Dr. Langer is Associate Professor at the Medical University of Vienna in Austria (Department of Clinical Pharmacology) and a Senior Scientist at the AIT Austrian Institute of Technology GmbH. He has studied pharmacy at the University of Vienna (Austria) and has received his PhD degree from the Karolinska Institute in Sweden. In his research, he uses preclinical and clinical PET to address different questions related to drug disposition and pharmacodynamics. Dr. Langer is an expert in PET-microdosing and has led research projects in this area, especially concerning transporter-mediated drug-drug interactions. He is author of 121 articles in peer-reviewed scientific journals and has a Hirsch (h) index of 33.
Wouter H.J. Vaes, Ph.D.
Dr. Vaes heads the Dept of Human Biology within the Netherlands Organisation for Applied Scientific Research (TNO). He received his PhD at the Research Inst of Toxicology at Utrecht Univ. Thereafter, he started working at TNO where he has been leading the Nutrients and Biomarker Group for about ten years. Dr. Vaes has managed programs on content analysis, bioavailability, health effects, drug-nutrient interactions, bioanalysis and elemental speciation sponsored by the Dutch government, EU-funding, and industry. The activities and his laboratories were transferred in 2012 to TNO Triskelion, aTNO subsidiary. Since that time, Dr. Vaes has been involved in the development of new technologies to increase the innovative strengths of TNO. One of his activities involves the installation of a 1 MV accelerator mass spectrometer (AMS) to be applied in innovative clinical research programs with isotopic radiotracers. The AMS laboratory has been fully operational since 2012, and its major achievement has been the development of a completely automatized sample introduction system.

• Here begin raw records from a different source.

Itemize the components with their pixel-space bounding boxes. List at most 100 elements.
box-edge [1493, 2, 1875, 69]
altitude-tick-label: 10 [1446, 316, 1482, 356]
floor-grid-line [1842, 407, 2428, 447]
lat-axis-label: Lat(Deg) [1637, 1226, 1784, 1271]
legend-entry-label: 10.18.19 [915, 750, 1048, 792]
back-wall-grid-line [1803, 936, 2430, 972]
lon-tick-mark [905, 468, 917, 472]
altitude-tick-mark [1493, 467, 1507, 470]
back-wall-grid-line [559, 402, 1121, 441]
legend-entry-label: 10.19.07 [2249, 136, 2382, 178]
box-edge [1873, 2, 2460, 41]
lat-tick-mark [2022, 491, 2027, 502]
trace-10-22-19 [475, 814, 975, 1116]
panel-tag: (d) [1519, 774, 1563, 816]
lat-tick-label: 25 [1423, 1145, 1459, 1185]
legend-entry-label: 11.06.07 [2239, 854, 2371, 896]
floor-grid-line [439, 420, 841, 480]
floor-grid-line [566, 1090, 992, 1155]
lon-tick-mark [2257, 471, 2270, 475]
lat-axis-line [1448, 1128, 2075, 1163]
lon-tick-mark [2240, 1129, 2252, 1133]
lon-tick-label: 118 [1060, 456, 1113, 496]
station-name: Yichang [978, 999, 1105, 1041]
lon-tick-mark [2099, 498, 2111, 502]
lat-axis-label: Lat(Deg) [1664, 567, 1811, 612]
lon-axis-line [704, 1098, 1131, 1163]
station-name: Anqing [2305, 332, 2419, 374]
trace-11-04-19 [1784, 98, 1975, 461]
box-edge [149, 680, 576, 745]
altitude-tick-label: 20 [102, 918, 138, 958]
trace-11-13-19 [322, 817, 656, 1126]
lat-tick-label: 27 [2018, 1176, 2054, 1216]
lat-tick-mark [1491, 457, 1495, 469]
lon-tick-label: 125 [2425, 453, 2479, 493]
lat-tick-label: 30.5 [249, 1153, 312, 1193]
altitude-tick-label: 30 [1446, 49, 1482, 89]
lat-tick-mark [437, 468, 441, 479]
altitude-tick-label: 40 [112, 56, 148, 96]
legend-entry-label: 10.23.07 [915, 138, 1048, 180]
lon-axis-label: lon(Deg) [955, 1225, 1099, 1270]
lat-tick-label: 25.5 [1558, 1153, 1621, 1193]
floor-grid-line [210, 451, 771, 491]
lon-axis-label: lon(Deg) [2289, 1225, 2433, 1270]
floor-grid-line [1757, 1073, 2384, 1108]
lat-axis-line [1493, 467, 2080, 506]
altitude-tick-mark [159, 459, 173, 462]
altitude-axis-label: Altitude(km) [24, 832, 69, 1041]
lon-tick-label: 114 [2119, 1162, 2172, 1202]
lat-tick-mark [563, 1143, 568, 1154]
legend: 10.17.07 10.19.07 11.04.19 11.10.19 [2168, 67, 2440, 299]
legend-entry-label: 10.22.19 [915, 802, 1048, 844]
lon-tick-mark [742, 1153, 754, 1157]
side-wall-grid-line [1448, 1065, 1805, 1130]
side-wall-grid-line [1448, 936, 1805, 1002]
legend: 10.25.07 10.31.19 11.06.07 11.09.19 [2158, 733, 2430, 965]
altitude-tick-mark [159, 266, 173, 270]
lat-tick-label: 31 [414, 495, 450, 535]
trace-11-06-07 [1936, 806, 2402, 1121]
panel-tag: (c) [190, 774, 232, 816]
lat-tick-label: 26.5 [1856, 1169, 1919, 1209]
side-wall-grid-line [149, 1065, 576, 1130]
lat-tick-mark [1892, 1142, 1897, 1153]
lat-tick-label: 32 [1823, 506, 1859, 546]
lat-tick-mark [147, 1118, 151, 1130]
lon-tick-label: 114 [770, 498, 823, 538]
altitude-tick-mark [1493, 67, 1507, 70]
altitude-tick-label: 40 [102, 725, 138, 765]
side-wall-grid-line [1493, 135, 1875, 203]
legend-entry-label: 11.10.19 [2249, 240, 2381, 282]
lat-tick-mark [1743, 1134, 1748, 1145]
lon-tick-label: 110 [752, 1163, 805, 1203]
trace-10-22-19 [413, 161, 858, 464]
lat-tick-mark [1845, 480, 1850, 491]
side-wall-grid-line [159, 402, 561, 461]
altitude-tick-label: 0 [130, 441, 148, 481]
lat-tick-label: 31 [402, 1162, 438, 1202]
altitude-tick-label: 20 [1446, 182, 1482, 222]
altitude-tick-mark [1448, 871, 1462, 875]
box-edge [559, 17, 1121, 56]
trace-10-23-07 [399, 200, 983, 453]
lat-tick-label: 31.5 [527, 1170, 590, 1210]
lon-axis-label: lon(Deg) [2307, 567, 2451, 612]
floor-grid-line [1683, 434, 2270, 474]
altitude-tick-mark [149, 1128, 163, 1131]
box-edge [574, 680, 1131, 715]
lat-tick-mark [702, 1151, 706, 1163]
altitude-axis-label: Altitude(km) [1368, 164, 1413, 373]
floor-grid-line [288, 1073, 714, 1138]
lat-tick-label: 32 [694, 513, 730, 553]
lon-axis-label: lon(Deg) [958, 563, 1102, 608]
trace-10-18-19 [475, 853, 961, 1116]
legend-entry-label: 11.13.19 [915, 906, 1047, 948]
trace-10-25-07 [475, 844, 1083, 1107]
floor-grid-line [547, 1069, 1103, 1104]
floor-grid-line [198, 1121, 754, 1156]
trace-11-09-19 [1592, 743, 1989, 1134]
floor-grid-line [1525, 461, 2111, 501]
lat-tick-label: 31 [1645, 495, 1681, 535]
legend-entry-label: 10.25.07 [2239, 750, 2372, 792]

TNO has been involved in a number of studies, including pediatric microdosing and microtracer studies. Recently, TNO succeeded in performing the very first microdosing study with a therapeutic protein.
Joseph A. DiMasi, Ph.D.
Dr. DiMasi is Director of Economic Analysis and Research Associate Professor at the Tufts Center for the Study of Drug Development, Tufts Medical School, Tufts University. The Center is an independent non-profit multidisciplinary research organization that is committed to the exploration of scientific, economic, legal, and public policy issues related to pharmaceutical and biotechnology research, development, and regulation throughout the world. Dr. DiMasi is an internationally recognized expert on the economics of the pharmaceutical industry. He has published in a wide variety of economic, medical, and scientific journals, and has presented his research at numerous professional and industry conferences. Dr. DiMasi testified before the U.S. Congress in hearings leading up to the FDA Modernization Act of 1997 and reauthorization of the Prescription Drug User Fee Act. Dr. DiMasi’s research interests include the R&D cost of new drug development, risks in new drug development, factors that affect the length of the development and regulatory approval processes, innovation incentives for biopharmaceutical R&D, and changes in the structure and performance of the pharmaceutical and biotechnology industries.